McCurry garnered international attention for photographs taken when he crossed the Pakistan border into rebel-controlled Afghanistan shortly before the Russian invasion. The rolls of film he departed with, sewn into his clothing, were among the first images published of the conflict. McCurry’s coverage in Afghanistan won him the Robert Capa Gold Medal for Best Photographic Reporting from Abroad, an award dedicated to photographers for exhibiting exceptional courage and enterprise. He has won many awards throughout his career, including Magazine Photographer of the Year, awarded by the National Press Photography Association. McCurry also received an unprecedented four first prizes in the World Press Photo Contest and has won the Olivier Rebbot Memorial Award twice.
Of his work, McCurry has said, "Most of my images are grounded in people. I look for…the essential soul peeking out, experience etched on a person's face. I try to convey what it is like to be that person, a person caught in a broader landscape, that you could call the human condition." The most recognizable example of this is his 1984 photograph of a young girl at the Nasir Bagh refugee camp in Pakistan. His striking photo of the “Afghan Girl” became a worldwide sensation when it was published as the cover image of the June 1985 issue of National Geographic.

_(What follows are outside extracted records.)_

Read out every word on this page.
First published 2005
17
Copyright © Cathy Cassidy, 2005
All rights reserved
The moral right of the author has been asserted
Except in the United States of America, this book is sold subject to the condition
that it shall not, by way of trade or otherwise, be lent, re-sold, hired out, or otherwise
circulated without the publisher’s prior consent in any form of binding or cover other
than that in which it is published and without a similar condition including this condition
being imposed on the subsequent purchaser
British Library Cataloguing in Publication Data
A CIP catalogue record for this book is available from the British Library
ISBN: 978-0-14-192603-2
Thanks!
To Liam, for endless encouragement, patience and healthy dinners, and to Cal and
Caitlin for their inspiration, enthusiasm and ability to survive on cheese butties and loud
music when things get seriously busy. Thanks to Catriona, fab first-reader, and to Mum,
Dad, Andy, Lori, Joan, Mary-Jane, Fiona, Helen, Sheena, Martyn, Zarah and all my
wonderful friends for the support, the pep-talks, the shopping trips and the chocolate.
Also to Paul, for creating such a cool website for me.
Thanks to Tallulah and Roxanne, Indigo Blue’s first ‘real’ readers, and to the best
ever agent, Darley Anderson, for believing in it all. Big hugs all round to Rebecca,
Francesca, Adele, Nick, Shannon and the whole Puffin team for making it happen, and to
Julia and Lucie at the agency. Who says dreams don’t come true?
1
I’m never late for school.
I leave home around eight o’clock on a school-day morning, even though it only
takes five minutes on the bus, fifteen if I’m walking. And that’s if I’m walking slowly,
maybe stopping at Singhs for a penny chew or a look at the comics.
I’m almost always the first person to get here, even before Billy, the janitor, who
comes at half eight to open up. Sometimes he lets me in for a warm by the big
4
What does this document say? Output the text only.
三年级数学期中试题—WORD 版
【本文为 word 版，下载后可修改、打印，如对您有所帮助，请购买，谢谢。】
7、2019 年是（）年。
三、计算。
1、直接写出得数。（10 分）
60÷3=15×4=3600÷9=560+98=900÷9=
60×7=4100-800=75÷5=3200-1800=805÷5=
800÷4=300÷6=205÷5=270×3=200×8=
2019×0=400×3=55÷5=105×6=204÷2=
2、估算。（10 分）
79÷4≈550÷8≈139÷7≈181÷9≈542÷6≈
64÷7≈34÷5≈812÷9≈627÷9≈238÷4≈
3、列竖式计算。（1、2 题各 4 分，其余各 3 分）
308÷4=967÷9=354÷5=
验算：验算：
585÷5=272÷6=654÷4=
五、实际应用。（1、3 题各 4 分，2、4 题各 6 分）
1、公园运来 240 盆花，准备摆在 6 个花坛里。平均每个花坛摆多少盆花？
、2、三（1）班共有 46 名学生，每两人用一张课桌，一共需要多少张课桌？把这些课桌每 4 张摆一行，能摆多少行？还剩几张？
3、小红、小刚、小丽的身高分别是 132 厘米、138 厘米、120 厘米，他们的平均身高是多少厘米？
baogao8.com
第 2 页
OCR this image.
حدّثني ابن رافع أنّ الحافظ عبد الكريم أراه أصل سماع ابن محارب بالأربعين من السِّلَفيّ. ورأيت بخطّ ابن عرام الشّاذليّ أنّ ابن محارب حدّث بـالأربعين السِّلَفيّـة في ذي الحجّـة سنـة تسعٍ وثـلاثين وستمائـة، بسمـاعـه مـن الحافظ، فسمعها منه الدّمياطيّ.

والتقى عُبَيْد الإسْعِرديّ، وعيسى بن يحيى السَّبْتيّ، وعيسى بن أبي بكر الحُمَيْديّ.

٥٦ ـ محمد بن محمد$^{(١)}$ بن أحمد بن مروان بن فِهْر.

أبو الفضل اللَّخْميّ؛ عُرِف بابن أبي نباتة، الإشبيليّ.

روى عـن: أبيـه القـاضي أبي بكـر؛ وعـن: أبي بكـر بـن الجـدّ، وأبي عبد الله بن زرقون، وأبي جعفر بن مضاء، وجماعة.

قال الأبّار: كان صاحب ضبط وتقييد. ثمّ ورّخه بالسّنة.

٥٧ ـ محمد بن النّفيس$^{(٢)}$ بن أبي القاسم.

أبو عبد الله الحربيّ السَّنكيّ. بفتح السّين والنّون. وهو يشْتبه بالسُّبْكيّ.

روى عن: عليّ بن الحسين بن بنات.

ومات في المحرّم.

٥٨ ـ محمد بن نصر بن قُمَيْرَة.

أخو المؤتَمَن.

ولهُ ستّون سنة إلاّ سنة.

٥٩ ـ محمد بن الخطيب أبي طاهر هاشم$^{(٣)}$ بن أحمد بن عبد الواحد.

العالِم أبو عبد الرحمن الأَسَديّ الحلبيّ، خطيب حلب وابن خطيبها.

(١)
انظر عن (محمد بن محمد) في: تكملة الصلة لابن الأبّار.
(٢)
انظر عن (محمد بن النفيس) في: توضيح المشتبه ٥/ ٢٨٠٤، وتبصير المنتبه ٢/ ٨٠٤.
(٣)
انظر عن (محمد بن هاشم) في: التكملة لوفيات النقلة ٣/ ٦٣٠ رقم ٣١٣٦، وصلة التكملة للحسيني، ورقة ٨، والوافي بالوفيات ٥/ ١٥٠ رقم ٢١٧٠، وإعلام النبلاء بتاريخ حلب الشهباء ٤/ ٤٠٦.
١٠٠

A high point in his career was the rediscovery of the previously unidentified Afghan refugee girl that many have been described as the most recognizable photograph in the world today. When McCurry finally located Sharbat Gula after almost two decades, he said, "Her skin is weathered; there are wrinkles now, but she is as striking as she was all those years ago."
McCurry has covered many areas of international and civil conflict, including the Iran-Iraq war, the disintegration of the former Yugoslavia, Beirut, Cambodia, the Philippines, the Gulf War, and continuing coverage of Afghanistan. He focuses on the human consequences of war, not only showing what war impresses on the landscape, but rather on the human face. His work has been featured in every major magazine in the world and frequently appears in National Geographic magazine with articles on Tibet, Afghanistan, Iraq, Yemen, and the temples of Angkor Wat, Cambodia. McCurry is driven by an innate curiosity and sense of wonder about the world and everyone in it. He has the uncanny ability to cross boundaries of language and culture to capture stories of human experience.
McCurry has published many books including: The Imperial Way (1985), Monsoon (1988), Portraits (1999), South Southeast (2000), Sanctuary (2002), The Path to Buddha: A Tibetan Pilgrimage (2003), Steve McCurry (2005), Looking East (2006), In the Shadows of Mountains (2007), Afghanistan (2017).